Funds are maturing – and not just in the financial sense of the word. Due to mounting regulatory pressure and increasingly complex investment strategies, more and more funds are outsourcing a part of their administration operations in order to focus on generating returns. This trend is also driven by the market pressure on firms to deliver operational excellence, better reporting and tighter accounting processes with greater transparency.

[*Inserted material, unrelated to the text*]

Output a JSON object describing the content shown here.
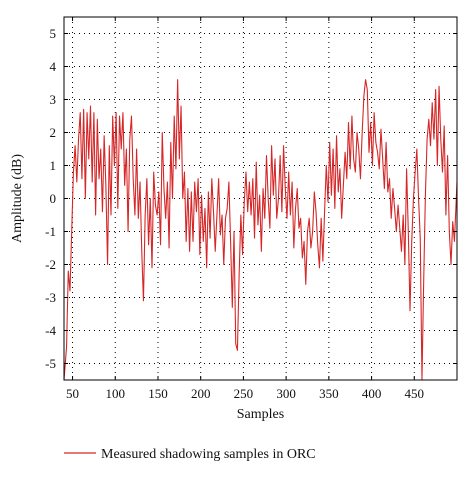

As their key business partners, fund service providers are also under transformation. Globalization, regulatory change, cost containment, implementing new technology, preventing and fighting cyberattacks, maintaining service quality and pressure on fees are just some of the key challenges the fund servicing industry faces today. Historically, the fund servicing market lacks homogeneity and service levels vary. Many fund service providers are backed by banks (e.g., BNY Mellon, BNP Paribas Securities Services and CACEIS) or prime brokers (e.g., Goldman Sachs Administrative Services and JPMorgan Hedge Fund Services), but independent players are gradually gaining their place by focusing on providing cost-efficient solutions and quality customer service.
Depending on what the client needs, service providers are trying to differentiate themselves by either providing a full-spectrum of comprehensive services or adopting a “best-in-breed” approach. The increasing maturity of the market is also leading to a concentration of players. For example, SGG, a Luxembourg-based leading global provider of financial services, conducted active acquisitions in France, Mauritius and Luxembourg between October 2016 and July 2017.